The family particularly enjoy spending time together, especially during the summer months. 

“We love it in the garden together, going in the hot tub, having a BBQ. Picnic’s inside on the floor. Holidays are amazing for us as a family. Yeah, it’s stressful to get there, but because Lyla can just swim all day, we can all relax and have an enjoyable time.”

Coronavirus and lockdown

Lockdown brought changes to the family’s routine, and the respite that Scarlett could receive as Lyla’s carer.

“It’s affected me mentally; it’s been hard battling two children with completely different needs and keeping them happy. Lyla has been very emotional; she doesn’t have the outlet of doing the things she enjoys.

“Weekends have been stressful; Lyla would normally swim on a Saturday morning and then go to visit Ashley’s Nan but because that routine has now changed to staying in Lyla has been getting quite upset. So, her routine at the moment is sitting and watching the same episode of Mr Tumble over and over again and she’s been doing that for three weeks.

“She doesn’t like going out at the moment, so I am worried that she has been withdrawing. She did love going out to like theme parks and on rides, she loved the adrenaline. They were always stressful days but the positive would outweigh the negative, to see her smile on a rollercoaster makes up for the whole day.”

When Scarlett goes out with Lyla, she wears a sunflower lanyard to show that she has a hidden disability.

“Recently the Sunflower Lanyard has been really abused, people have been buying them so that they don’t have to wear masks, and because of that people have been saying to us, ‘She doesn’t look like she needs that’, I have to explain she has autism and can’t speak.

“You pick the little battles because there are so many in the day. At the same time though there are lovely people who will ask if we need a hand and I try to pay more attention to those people to outweigh the negativity.”

How we helped

Scarlett explains that “Everything is so expensive when you have an SEN child, like nappies, clothes, therapy, they all have a massive price tag. A lot of the time parents like myself have to work part time or cannot work at all, I currently work nine hours a week, so you are losing a massive amount of income.”

When the family discovered Family Fund, they applied for an iPad to support Lyla with her communication.

“The biggest impact was when we got the first grant for the iPad. The software had just come out that year, even the Speech and Language Therapist didn’t really know about it. At the time we were not in a financial position to buy one, but we had heard that they could help give your child a voice and help her make decisions.”

“With the iPad you helped with Proloquo-2-go which is like a grid software with pictures programmed in or you can add photos so for ‘Mummy’ I can put a picture of my face and when Lyla presses that it will say the words ‘Mummy’. So, we started on a really small grid of about 10 things that were her favourite things like apple. But she’s progressed to putting ‘I want’ before the item so she will press ‘I want. Apple’ or ‘I want. Mummy’ which is still a slow process but it gives her a choice.
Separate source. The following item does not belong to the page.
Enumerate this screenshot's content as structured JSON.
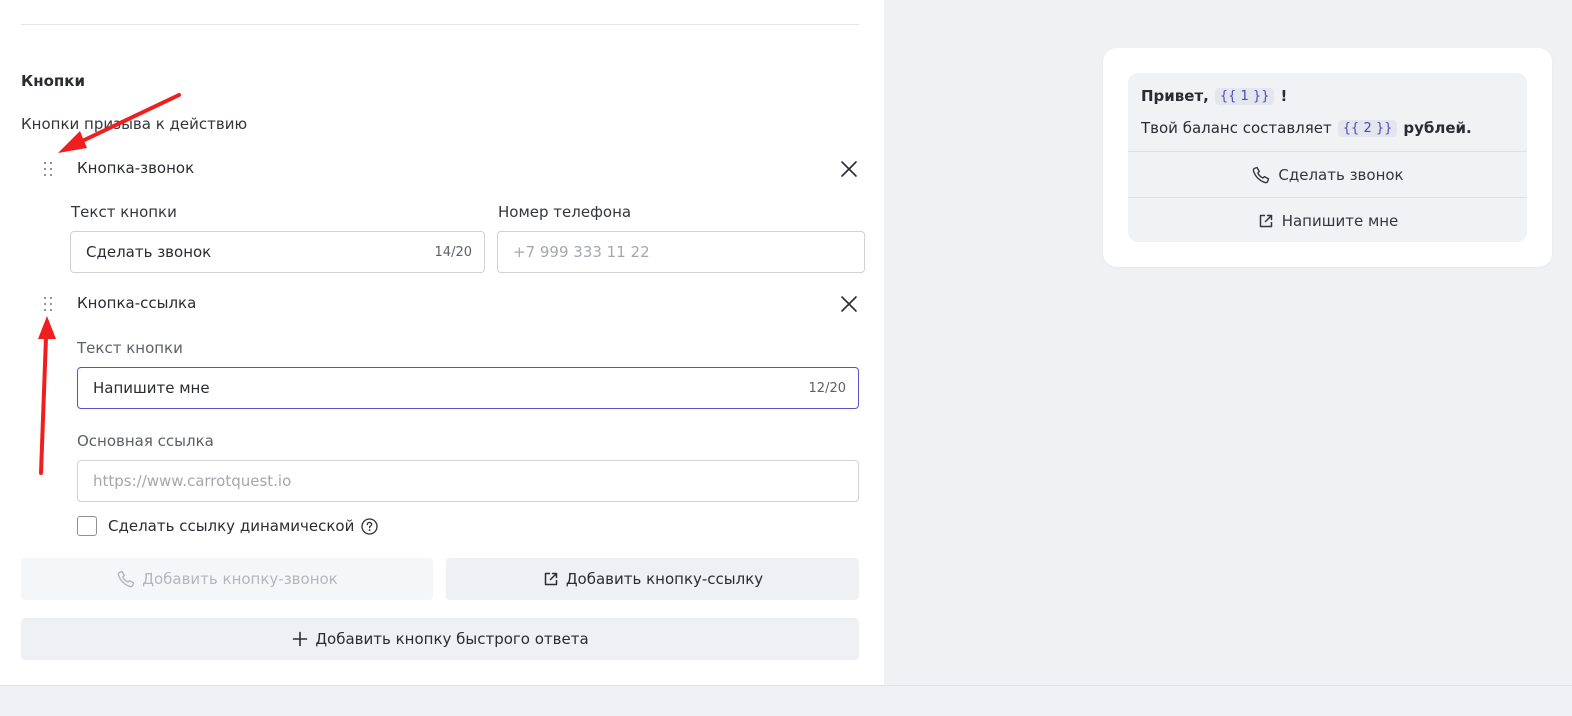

Family Fund have also “helped with garden equipment and a lazy spa, which I know all children would love but Lyla cannot play with other toys and occupy herself indoors, she needs that vestibular input.”

How it’s made a difference

“We are so glad that Family Fund could help because it’s something that Lyla still uses now, the software has developed with her and she can ask for certain foods and tell us what she needs.

“Before the software we were unaware that she knew the things she does, like colours. I can say to her where’s ‘red’ on a book she wouldn’t answer, but if I say that to her while using the software, she will press the red button, and because it says red, I think she is motivated by the sound of the software.”

“Family Fund really helped at a time when we were feeling lost.”